The solar leasing model used by SolarCity and others has drawn scrutiny from regulators and policymakers who worry that it understates the costs that solar panel owners could face under such arrangements.
The Federal Trade Commission has issued guidance to rooftop solar installers designed to “ensure that the claims they make about the environmental attributes of their products are truthful and non-deceptive.”
Solar subsidy critics say potential deception extends to the companies’ core business strategies.
“The solar leasing market may pose a considerable risk to the increasingly large numbers of American consumers that commit to the leasing product without all of the relevant information,” wrote a group of House Republicans in a 2014 letter to the FTC.
“Of particular concern, is the possibility that these third party leasing companies may be utilizing deceptive marketing strategies that overstate the savings the homeowner will receive,” the lawmakers wrote in their letter.

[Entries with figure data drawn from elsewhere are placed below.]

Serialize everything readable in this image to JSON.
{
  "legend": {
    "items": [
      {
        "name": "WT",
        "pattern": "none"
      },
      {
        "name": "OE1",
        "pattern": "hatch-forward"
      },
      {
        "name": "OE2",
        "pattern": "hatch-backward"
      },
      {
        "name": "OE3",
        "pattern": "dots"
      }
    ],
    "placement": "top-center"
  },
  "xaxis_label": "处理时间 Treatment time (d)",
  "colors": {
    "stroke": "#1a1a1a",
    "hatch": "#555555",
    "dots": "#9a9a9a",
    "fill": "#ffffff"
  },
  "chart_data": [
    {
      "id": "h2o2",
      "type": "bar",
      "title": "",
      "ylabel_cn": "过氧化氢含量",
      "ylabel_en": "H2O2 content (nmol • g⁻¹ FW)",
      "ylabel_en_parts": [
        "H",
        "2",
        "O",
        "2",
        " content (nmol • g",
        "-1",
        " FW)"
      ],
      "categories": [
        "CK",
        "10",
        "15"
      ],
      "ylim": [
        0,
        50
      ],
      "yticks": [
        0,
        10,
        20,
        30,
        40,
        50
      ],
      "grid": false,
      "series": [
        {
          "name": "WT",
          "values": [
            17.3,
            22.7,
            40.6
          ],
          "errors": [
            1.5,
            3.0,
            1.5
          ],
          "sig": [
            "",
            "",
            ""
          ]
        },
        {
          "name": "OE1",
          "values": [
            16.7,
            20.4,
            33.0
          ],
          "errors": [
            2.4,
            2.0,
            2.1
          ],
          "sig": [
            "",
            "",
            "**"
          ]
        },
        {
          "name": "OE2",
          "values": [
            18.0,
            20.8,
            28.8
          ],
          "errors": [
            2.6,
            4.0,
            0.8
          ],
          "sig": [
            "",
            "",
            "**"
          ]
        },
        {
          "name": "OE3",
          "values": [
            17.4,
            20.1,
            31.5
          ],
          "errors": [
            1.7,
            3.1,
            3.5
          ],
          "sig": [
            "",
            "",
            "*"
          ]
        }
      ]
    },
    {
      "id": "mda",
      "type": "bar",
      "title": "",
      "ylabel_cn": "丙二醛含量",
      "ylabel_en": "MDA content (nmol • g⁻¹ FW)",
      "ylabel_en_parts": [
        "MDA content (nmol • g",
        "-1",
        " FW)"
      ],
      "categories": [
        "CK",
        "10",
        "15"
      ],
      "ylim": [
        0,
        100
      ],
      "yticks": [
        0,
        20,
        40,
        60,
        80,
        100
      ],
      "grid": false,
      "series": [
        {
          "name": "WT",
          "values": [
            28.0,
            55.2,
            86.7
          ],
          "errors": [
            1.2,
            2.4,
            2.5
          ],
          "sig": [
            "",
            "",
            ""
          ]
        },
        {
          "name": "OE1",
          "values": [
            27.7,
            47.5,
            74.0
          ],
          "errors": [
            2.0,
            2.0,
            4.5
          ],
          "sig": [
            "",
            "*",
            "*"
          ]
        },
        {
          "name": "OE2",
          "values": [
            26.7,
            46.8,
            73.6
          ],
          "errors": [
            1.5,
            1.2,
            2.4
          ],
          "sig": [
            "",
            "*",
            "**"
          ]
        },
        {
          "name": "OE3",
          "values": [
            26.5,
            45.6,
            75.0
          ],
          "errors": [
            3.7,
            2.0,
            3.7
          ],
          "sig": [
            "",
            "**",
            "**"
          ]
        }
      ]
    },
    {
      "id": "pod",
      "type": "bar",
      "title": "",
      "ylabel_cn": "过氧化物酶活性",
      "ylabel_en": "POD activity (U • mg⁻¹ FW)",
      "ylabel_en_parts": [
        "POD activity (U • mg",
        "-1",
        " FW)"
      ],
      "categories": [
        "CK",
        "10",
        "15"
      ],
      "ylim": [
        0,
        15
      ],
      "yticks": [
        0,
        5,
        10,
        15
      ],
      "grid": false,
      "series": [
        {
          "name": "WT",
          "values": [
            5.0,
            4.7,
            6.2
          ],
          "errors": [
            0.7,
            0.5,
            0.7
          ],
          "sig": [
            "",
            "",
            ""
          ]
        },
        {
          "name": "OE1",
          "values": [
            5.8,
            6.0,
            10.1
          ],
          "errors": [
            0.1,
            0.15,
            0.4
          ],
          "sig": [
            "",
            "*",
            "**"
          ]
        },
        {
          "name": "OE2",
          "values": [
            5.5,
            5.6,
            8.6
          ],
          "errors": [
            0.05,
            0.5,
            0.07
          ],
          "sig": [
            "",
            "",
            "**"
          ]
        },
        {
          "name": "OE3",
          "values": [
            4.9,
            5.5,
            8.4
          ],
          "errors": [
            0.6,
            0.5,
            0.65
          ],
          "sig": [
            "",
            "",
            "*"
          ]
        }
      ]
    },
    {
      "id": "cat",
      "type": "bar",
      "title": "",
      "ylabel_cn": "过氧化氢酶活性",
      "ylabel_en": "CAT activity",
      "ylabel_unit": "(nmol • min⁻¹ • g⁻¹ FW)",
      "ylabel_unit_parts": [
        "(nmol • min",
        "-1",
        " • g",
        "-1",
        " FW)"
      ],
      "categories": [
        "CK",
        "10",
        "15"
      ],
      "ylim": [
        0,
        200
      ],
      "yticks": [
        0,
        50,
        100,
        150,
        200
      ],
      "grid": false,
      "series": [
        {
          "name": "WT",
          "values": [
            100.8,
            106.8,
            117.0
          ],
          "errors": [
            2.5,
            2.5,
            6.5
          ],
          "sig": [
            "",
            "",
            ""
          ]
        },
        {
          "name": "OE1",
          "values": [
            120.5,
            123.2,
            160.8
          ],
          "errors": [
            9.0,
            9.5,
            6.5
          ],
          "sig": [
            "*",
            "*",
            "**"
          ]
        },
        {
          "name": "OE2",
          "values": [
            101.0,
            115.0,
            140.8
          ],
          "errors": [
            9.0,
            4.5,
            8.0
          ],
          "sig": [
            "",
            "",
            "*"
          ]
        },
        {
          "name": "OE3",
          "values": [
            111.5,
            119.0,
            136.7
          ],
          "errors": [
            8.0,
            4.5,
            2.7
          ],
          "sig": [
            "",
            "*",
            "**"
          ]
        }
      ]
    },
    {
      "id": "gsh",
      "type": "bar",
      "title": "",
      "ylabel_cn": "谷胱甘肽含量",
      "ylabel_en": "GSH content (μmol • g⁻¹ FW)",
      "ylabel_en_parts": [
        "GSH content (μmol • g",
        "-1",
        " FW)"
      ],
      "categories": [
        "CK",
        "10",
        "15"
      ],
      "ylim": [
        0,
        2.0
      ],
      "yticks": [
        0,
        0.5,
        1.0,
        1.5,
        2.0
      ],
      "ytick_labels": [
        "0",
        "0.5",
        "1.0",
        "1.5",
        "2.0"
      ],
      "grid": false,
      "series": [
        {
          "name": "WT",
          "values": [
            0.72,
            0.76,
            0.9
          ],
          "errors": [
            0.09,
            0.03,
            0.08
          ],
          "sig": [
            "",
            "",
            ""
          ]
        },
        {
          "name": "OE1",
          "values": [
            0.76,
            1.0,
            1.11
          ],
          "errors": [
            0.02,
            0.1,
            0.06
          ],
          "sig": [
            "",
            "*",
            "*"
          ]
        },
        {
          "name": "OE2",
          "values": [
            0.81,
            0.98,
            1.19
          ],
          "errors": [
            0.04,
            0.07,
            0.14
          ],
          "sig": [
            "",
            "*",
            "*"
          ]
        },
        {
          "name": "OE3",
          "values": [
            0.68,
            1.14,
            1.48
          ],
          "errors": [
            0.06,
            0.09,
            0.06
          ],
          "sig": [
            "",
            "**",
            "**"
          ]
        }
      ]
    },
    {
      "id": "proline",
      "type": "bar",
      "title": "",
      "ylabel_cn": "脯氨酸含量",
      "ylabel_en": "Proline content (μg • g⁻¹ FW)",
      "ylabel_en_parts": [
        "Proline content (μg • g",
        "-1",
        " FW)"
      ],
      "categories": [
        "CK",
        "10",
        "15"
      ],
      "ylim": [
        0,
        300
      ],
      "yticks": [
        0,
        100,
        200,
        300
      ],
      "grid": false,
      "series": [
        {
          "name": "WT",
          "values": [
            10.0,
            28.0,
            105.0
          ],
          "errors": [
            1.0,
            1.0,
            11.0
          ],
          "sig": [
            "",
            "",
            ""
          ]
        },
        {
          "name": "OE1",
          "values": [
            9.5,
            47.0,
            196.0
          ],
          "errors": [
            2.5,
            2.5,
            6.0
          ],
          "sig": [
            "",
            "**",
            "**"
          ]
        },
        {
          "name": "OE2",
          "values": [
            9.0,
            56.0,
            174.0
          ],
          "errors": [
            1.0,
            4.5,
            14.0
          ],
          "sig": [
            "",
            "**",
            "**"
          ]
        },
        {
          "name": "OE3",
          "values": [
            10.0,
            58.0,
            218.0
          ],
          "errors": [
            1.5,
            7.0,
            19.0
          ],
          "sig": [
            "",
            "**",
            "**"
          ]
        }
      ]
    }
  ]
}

Some homeowners who have installed leased solar panels say they have significantly depressed the values of their homes due to reticence by potential buyers to assume their remaining obligations under those leases.
Despite those concerns, Nevada’s solar companies lined up significant political support for their position. Senate Minority Leader Harry Reid (D., Nev.) criticized NV Energy and backed extended net metering subsidies during an August green energy conference in Nevada organized by some of Reid’s top former aides.